Bosch zeigte das Foto Sheila Delacroix.
»Das ist doch Ihr Bruder, oder?«
Sie beugte sich vor, um sich das Foto anzusehen.
»Ja, sicher.«
»Das T-Shirt, das er anhat – wissen Sie zufällig noch, ob das eins der Kleidungsstücke ist, die Ihr Vater nicht mehr finden konnte?«
Sheila Delacroix schüttelte den Kopf.
»Nein, das weiß ich nicht mehr. Das ist schon … ich kann mich nur erinnern, dass er dieses T-Shirt sehr mochte.«
Bosch nickte und gab Edgar das Foto zurück.

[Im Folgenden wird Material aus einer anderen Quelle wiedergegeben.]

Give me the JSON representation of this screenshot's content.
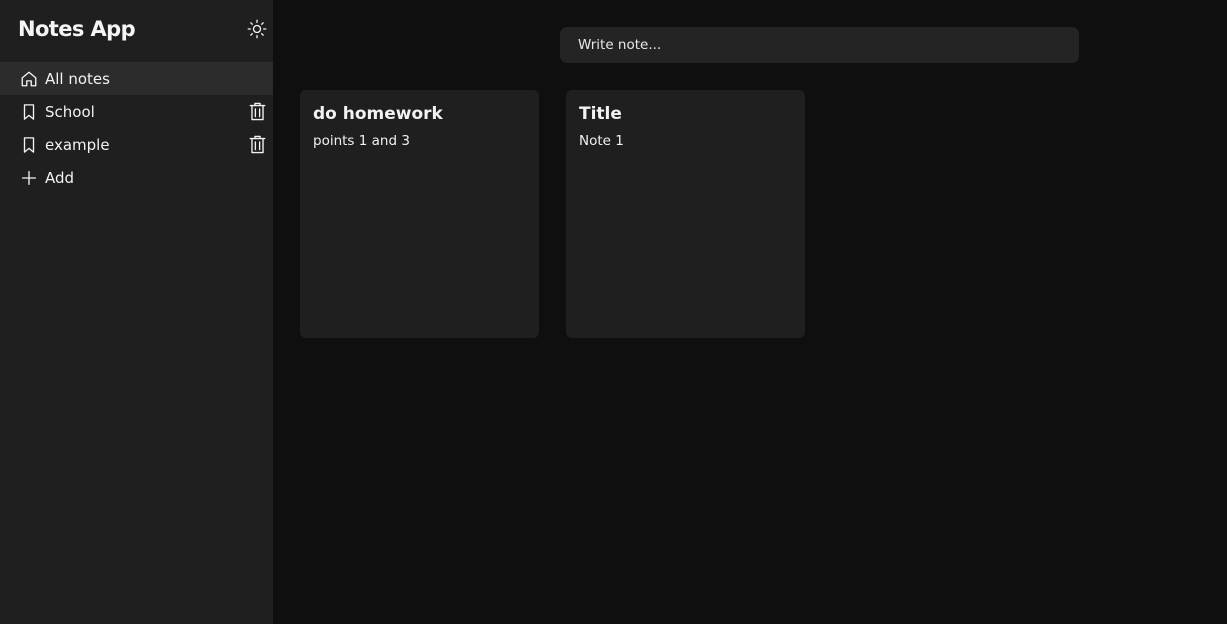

Das war nicht die Art von hieb- und stichfester Bestätigung, die sie von Röntgenbildern und Knochenvergleichen erhielten, aber es war ein weiterer Schritt. Bosch gelangte immer mehr zu der Überzeugung, dass sie kurz davor standen, die Knochen zu identifizieren. Er beobachtete, wie Edgar das Foto auf einen dünnen Packen Aufnahmen legte, die er sich aus Sheila Delacroix’ Sammlung borgen wollte.
Bosch sah auf die Uhr und wandte sich dann Sheila Delacroix zu.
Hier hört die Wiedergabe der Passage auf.